6. Tutorial on Predictive MaintenanceTutorial file for download: http://media.wix.com/ugd/560696_4fc53c34a10744cfb695df9d185262d4.pdf
- Zhuang Wang, Skytree Inc.
Predictive maintenance strives to anticipate equipment failures to allow for advance scheduling of corrective maintenance, thereby preventing unexpected equipment downtime and improving service quality for the customers. There is a tremendous interest in industry to leverage recent advances in machine learning and data mining to tackle this problem. Whereas the key enabling techniques (such as failure diagnostics and prediction) for predictive maintenance have been of considerable emphasis in the community, the design of practical predictive maintenance systems has not enjoyed the same attention. This is partially because the lack of access to real-world use cases becomes an obstacle for researchers to consider all the characteristics of data and the nature of the problem for the practical design.
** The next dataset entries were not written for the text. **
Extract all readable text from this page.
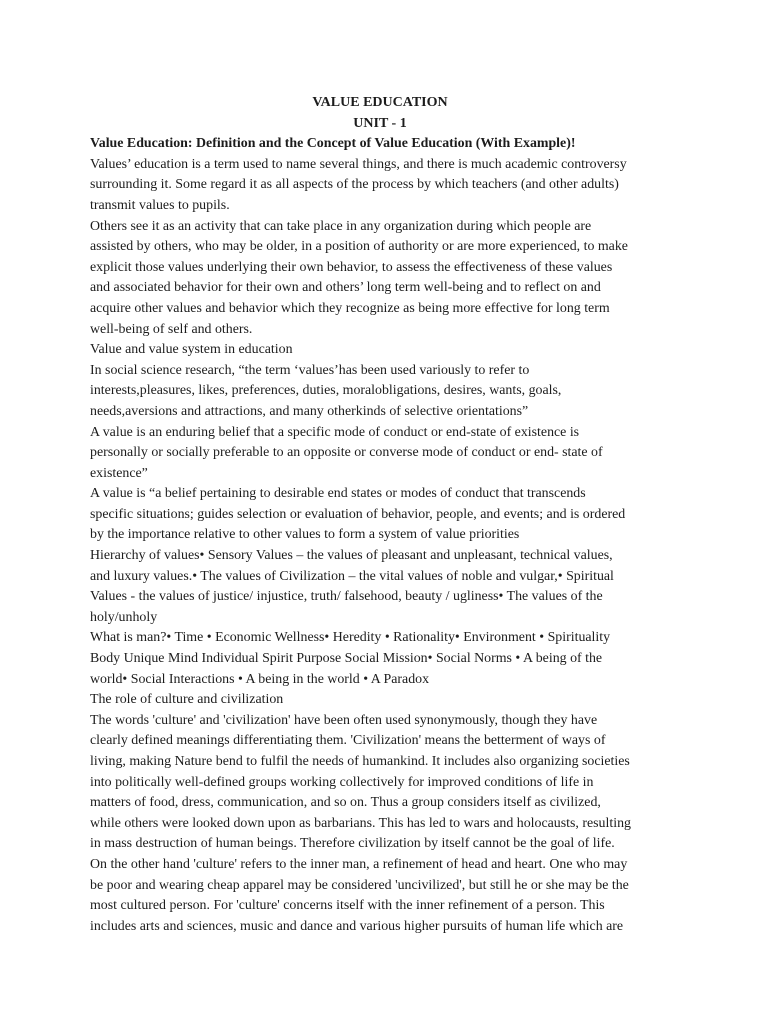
VALUE EDUCATION
UNIT - 1
Value Education: Definition and the Concept of Value Education (With Example)!
Values’ education is a term used to name several things, and there is much academic controversy
surrounding it. Some regard it as all aspects of the process by which teachers (and other adults)
transmit values to pupils.
Others see it as an activity that can take place in any organization during which people are
assisted by others, who may be older, in a position of authority or are more experienced, to make
explicit those values underlying their own behavior, to assess the effectiveness of these values
and associated behavior for their own and others’ long term well-being and to reflect on and
acquire other values and behavior which they recognize as being more effective for long term
well-being of self and others.
Value and value system in education
In social science research, “the term ‘values’has been used variously to refer to
interests,pleasures, likes, preferences, duties, moralobligations, desires, wants, goals,
needs,aversions and attractions, and many otherkinds of selective orientations”
A value is an enduring belief that a specific mode of conduct or end-state of existence is
personally or socially preferable to an opposite or converse mode of conduct or end- state of
existence”
A value is “a belief pertaining to desirable end states or modes of conduct that transcends
specific situations; guides selection or evaluation of behavior, people, and events; and is ordered
by the importance relative to other values to form a system of value priorities
Hierarchy of values• Sensory Values – the values of pleasant and unpleasant, technical values,
and luxury values.• The values of Civilization – the vital values of noble and vulgar,• Spiritual
Values - the values of justice/ injustice, truth/ falsehood, beauty / ugliness• The values of the
holy/unholy
What is man?• Time • Economic Wellness• Heredity • Rationality• Environment • Spirituality
Body Unique Mind Individual Spirit Purpose Social Mission• Social Norms • A being of the
world• Social Interactions • A being in the world • A Paradox
The role of culture and civilization
The words 'culture' and 'civilization' have been often used synonymously, though they have
clearly defined meanings differentiating them. 'Civilization' means the betterment of ways of
living, making Nature bend to fulfil the needs of humankind. It includes also organizing societies
into politically well-defined groups working collectively for improved conditions of life in
matters of food, dress, communication, and so on. Thus a group considers itself as civilized,
while others were looked down upon as barbarians. This has led to wars and holocausts, resulting
in mass destruction of human beings. Therefore civilization by itself cannot be the goal of life.
On the other hand 'culture' refers to the inner man, a refinement of head and heart. One who may
be poor and wearing cheap apparel may be considered 'uncivilized', but still he or she may be the
most cultured person. For 'culture' concerns itself with the inner refinement of a person. This
includes arts and sciences, music and dance and various higher pursuits of human life which are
In this tutorial, we aim to fill the gap between the business needs and technology offerings by a detailed study on the nature and requirements of the real-world predictive maintenance problems as well as a comprehensive survey of the techniques tacking the problems. We will survey the underlying data sources and feature engineering techniques, the learning scenarios and model creation and selection techniques, and will also present several real-world case studies and lessons learned.